Abortion-rights activists are celebrating this afternoon in the wake of the news that a federal court has struck down a provision of a controversial Texas law. This seems like sweet revenge for the many liberals (especially those in the media) who applauded State Senator Wendy Davis’s filibuster of the first attempt by Republicans to get a controversial bill through the Texas legislature. Unlike fellow Texan Ted Cruz, whose anti-ObamaCare filibuster was widely reviled in the mainstream media, Davis’s attempt to obstruct the bill imposing new regulations on abortion clinics and restrictions on late-term abortion made her a national star and a likely Democratic candidate for governor. Any chipping away at the legislation, which was eventually passed when the legislature reconvened in Austin, is going to be treated as a victory for the pro-choice side of the abortion debate.
But those cheering this development should take a deep breath. Federal District Court Judge Lee Yeakel ruled the bill’s provision demanding that all doctors performing abortions in Texas have admitting privileges at hospitals was an unreasonable restriction of abortion rights. But the main parts of the legislation remain in place. Texas abortion clinics are still required to meet the health standards required of all ambulatory surgery centers. More importantly, the ban on abortions after 20 weeks—the point where modern medical science has largely rendered fetuses viable outside the womb—is also unchallenged. As such, the key issues involved in the debate about the Texas law are still on the table.

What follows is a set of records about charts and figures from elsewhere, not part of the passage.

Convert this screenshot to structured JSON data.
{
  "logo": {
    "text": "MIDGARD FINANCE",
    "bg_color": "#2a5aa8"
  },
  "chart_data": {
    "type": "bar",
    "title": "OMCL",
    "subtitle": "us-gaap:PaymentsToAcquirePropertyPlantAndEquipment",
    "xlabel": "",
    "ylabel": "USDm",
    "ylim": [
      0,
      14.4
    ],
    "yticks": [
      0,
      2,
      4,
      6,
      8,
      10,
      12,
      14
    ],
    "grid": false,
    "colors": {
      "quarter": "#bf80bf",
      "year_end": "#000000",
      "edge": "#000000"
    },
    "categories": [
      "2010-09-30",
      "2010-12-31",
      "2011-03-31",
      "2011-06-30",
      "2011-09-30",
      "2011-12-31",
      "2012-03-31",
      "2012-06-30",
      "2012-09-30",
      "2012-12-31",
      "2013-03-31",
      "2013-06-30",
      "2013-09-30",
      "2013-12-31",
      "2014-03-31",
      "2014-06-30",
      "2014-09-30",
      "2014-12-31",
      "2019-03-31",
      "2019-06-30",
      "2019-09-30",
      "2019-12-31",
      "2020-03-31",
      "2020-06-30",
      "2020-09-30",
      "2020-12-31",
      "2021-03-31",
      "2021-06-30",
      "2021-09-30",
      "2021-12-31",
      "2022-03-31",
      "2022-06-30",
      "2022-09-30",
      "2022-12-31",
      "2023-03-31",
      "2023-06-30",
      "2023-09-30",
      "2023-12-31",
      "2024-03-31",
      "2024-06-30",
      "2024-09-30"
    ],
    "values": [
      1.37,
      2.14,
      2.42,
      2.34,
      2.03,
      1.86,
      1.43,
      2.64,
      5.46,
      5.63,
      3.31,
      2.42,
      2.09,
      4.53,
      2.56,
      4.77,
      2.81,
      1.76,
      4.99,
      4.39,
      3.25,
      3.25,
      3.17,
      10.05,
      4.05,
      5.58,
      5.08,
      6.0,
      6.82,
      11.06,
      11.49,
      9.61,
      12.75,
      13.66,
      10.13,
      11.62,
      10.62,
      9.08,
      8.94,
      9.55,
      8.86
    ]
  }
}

Critics of the Texas law are not off base when they claim that it is an attempt to make abortions more difficult to obtain. Rather than trying to overturn the Roe v. Wade case that legalized abortion nationwide, pro-lifers have cleverly refocused their efforts in recent years on issues where they can count on the support of most Americans. While support for first-term abortion is still a mainstream political reality, groups like NARAL and Planned Parenthood that have become the political engines of the pro-choice side have been slow to realize that late-term abortions are a very different thing in the eyes of most Americans. Once a healthy fetus is old enough to survive on its own, abortion becomes less a matter of a “choice” than infanticide. Moreover, the Gosnell case and other similar instances of abortion clinic horrors have brought into focus the way that industry clearly requires the sort of regulation that will bring it into line with the standards hospitals and other health-care providers are expected to meet.
The Texas law’s hospital admission provision may well have been excessive since qualified doctors practicing medicine could well do so without being affiliated with a hospital. But the key issues here are stopping late-term abortions and making the people who own abortion clinics—generally a highly profitable business—assure the public that they are not harboring more Gosnells. Nothing in the Texas decision changes that. That means that while Wendy Davis’s fans may be encouraged today, they need to remember that the important aspects of the Texas law they have tried so hard to trash remains in place. More than that, they should comprehend that the growing understanding of the barbarity of late-term abortion means they are on the wrong side of history as well as morality.